Combined Final Grade:

2 Responses so far.

  1. Frankon says:

    When i was a kid i hated this game after playing FFVII. The card game was cool. The GF animations were breathtaking (at that time) but magic system was a big no no for me. When you spammed the magic you were getting weaker. To be honest didnt finish the game then ( i think i was at the begining or end of disk 3) cause got screwed with my play style. Recently i picked the steam version – yes its not a remake (like a HD version) but it fixed some problems with the old VIII pc port (like the crappy 3d and fmv synchronization). And now i kind of appreciate the combat/magic/gf system. Use as least magic as possible (just stack it for the stats), put the GF on chars that need the right stats (just think of them as equipment and not as summons/magic). It took me 10+ years to finally fully appreciate that system and start to really appreciate that game.

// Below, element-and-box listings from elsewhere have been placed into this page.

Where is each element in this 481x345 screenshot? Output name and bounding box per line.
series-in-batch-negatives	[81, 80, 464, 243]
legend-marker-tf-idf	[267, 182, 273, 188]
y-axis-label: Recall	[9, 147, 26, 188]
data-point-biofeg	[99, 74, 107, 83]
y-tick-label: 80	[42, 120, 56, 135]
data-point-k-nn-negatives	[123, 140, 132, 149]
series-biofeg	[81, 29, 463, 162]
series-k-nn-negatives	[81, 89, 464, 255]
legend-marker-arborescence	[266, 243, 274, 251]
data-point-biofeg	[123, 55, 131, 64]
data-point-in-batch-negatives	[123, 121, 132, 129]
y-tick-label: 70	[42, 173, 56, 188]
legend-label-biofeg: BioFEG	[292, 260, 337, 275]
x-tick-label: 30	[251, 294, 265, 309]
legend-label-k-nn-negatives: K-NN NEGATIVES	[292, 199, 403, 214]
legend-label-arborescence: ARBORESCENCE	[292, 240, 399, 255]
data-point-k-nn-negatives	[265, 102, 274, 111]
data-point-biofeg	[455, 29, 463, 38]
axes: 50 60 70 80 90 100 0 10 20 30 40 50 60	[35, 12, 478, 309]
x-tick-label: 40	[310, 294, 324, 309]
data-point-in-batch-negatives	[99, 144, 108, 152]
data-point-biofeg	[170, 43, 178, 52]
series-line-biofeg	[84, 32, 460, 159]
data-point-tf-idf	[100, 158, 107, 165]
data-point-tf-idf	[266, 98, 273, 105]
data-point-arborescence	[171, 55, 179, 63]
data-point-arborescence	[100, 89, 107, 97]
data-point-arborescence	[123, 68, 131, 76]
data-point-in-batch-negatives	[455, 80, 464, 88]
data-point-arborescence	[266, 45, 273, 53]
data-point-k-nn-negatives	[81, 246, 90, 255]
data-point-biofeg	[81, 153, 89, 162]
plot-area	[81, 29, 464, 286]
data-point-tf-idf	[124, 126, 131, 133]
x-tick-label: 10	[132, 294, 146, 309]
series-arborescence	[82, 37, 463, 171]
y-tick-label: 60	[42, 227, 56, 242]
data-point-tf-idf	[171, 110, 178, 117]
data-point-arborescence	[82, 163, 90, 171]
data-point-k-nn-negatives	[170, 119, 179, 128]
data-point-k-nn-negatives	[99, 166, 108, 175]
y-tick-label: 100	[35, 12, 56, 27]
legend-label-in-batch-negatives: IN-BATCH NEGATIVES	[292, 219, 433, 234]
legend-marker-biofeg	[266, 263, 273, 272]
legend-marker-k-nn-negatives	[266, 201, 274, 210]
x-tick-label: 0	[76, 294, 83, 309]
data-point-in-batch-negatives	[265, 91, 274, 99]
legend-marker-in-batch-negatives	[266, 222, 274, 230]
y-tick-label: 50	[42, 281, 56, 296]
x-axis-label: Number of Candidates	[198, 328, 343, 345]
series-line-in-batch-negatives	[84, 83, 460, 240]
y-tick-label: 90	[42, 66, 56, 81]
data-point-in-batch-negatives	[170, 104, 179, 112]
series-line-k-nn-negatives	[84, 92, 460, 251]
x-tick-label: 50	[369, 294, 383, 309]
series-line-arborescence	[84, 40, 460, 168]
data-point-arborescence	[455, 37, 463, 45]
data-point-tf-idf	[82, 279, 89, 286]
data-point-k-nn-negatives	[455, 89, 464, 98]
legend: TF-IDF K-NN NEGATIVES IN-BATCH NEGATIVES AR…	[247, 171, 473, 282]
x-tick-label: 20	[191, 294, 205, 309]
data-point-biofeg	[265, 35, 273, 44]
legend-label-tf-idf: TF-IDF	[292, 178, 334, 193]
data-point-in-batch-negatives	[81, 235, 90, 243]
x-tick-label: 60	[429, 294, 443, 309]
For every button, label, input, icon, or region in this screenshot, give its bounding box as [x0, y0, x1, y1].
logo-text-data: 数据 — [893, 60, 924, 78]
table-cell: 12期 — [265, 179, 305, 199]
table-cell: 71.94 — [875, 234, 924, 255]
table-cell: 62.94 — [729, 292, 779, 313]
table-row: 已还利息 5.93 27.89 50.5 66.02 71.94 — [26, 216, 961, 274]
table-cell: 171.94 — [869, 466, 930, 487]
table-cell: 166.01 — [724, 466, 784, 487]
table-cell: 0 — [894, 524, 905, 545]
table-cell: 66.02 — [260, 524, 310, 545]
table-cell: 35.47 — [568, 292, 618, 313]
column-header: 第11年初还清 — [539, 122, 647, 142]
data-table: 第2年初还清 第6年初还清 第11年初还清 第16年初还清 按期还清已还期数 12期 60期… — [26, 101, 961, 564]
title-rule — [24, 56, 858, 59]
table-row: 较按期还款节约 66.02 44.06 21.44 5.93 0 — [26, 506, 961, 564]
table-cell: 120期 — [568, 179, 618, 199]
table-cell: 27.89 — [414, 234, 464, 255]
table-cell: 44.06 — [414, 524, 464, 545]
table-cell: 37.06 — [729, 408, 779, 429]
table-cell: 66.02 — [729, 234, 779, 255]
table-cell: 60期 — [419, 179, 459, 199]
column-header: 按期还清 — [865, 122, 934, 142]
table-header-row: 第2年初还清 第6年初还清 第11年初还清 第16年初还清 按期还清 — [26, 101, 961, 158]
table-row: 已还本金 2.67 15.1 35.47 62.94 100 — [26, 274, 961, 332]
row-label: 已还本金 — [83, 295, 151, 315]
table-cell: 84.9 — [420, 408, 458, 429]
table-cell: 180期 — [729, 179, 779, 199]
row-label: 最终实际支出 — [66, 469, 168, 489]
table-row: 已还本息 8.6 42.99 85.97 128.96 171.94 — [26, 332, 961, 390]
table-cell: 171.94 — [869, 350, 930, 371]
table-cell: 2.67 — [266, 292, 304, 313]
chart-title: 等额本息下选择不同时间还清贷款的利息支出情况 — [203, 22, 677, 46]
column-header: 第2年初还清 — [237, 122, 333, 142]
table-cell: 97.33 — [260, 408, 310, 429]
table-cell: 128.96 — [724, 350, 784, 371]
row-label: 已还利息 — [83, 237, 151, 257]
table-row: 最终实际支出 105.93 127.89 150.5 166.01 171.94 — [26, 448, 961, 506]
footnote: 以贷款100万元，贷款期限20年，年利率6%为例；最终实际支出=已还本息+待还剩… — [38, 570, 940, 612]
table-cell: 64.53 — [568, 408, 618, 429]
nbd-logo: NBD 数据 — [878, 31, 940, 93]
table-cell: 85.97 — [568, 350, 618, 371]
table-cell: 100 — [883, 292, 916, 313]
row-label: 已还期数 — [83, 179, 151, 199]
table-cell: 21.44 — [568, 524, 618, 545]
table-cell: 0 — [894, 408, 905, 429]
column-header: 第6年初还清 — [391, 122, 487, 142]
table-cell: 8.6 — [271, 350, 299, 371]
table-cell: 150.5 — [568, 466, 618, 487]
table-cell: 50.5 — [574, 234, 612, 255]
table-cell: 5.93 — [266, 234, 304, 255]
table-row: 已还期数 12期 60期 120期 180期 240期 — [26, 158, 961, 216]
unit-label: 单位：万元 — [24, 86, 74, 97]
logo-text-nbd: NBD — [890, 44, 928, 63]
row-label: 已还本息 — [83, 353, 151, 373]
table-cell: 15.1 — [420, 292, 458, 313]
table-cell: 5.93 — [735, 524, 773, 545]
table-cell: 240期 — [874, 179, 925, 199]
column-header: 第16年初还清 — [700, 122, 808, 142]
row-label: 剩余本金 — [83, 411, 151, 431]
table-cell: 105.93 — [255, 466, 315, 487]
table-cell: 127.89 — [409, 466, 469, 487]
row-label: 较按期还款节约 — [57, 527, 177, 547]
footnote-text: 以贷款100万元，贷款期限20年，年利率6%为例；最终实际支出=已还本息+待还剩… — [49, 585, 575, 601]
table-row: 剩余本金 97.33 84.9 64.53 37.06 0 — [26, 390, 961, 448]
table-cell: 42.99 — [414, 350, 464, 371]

FFVIII got better with time like a old wine.
    PS. Limit break spam for max dps ^^

  2. Danforth Vista says:

    This is the first FF game I saw when we are cutting classes and spending time in my bestfriend’s house, definitely a game I will never forget. This is the iteration I love the most though there should have been so many storylines that should’ve been fleshed out.

    I like this one the most because of the theories surrounding the later half (or third part) of the game, where Squall was struck by the icicle. I really do believe that everything happened after his “supposed” death was not real.